Given that the company is at least three, more likely five, years away from production, this might be a good entry point for patient money. Well worth a look.
What if you are impatient?
Saving the best for last. Wild Bill Sheriff rides again!
Several years ago, long before COVID, I was up in the Yukon at Golden Predator’s 3 Aces gold project. Zipping along in helicopters with Bill Sheriff leaning too far out, pointing to drill pads. I followed Bill down an exposed quartz vein to see visible gold in the ground. It was a ton of fun. Golden Predator sold the 3 Aces project to Seabridge and was, itself, later acquired by Sabre Gold. Bill and his wonderful wife, Janet, seemed to be done with gold.
The “what next” did not take long. Appropriately enough, Sheriff turned his attention to EnCore Energy (EU.V), which held a variety of gold and uranium prospective land in the US. EnCore also had an ongoing interest in Group 11 Technologies, originally conceived of as a vehicle for in situ precious metal extraction technology.1 However, its technological roots lay in in situ uranium extraction.

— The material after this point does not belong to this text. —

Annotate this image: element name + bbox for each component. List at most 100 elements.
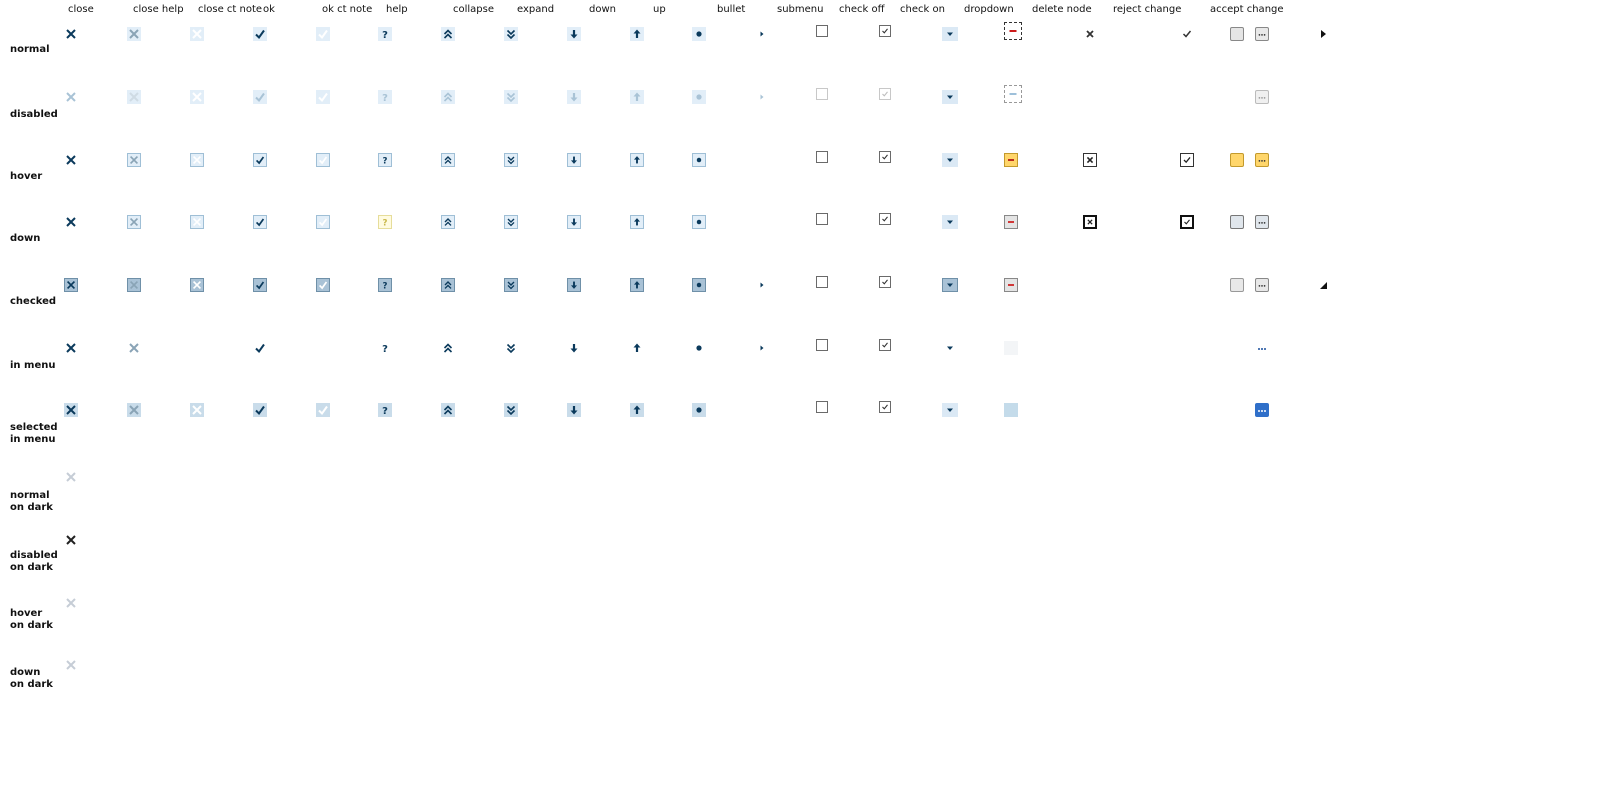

The press release announcing the EnCore participation came out September 1, 2020.
Fast forward, past COVID, to December 2023 and EnCore’s year end shareholders’ letter. In three years, EnCore had advanced its drive towards uranium production and narrowed its focus to Sheriff’s home state of Texas. By January 2024, EnCore was able to provide a very positive update on its South Texas operations and on drill results from the land surrounding its Alta Mesa In-Situ Recovery (ISR) Uranium Central Processing Plant. Necessary permits and licences were all in place.
October 3, 2024, EnCore, with its joint venture partner, Boss Energy hosted the Grand Opening of its Alta Mesa In-Situ Recovery ("ISR") Uranium Central Processing Plant ("CPP") and Wellfield operation. Former President George W. Bush attended the festivities. EnCore was now in the exclusive club of US-based uranium producers.
Unlike many other uranium explorers and developers, EnCore is actually producing and selling uranium. It reported its financial and operating results for the first three months of 2025 on May 12, 2025. Not quite profitable yet, but you can see it from here.
EnCore’s shares traded at highs close to $7.00 back in May of 2024, now, with huge milestones passed and actually producing uranium, EnCore is trading around $2.40. The EnCore share price rather closely tracks the uranium spot price.
Two things are pluses for Encore: first, the haywire tariff antics of the Trump administration. Uranium imports from Kazakhstan face potential 27% tariffs, from Canada, 10%. Being based in Texas is a good thing. Second, EnCore is actually producing uranium from completed, paid-for, facilities. While it is, to a degree, at the mercy of the spot market, it also has the potential to ride that market back up.
The Oregon Group Report is very clear about one thing: demand for uranium will certainly go up, supply will too, but slowly. The spot market will gyrate, but its direction is pretty clear. Uranium is going to rise in price, perhaps dramatically.
(Disclaimer: I do not hold shares in any of the companies mentioned in this article. This is not investment advice. Do your own due diligence. Call the IR people for the big companies, call the CEO at EnCore.)
The diagram above is a very simplified version of the EnCore in situ recovery process. I’ll be in touch with Bill and Janet Sheriff and, a bit down the road, will do a substack on the details of the process. It is very clever, well tested and can, in the right conditions, see recoveries of 80% plus of the uranium available.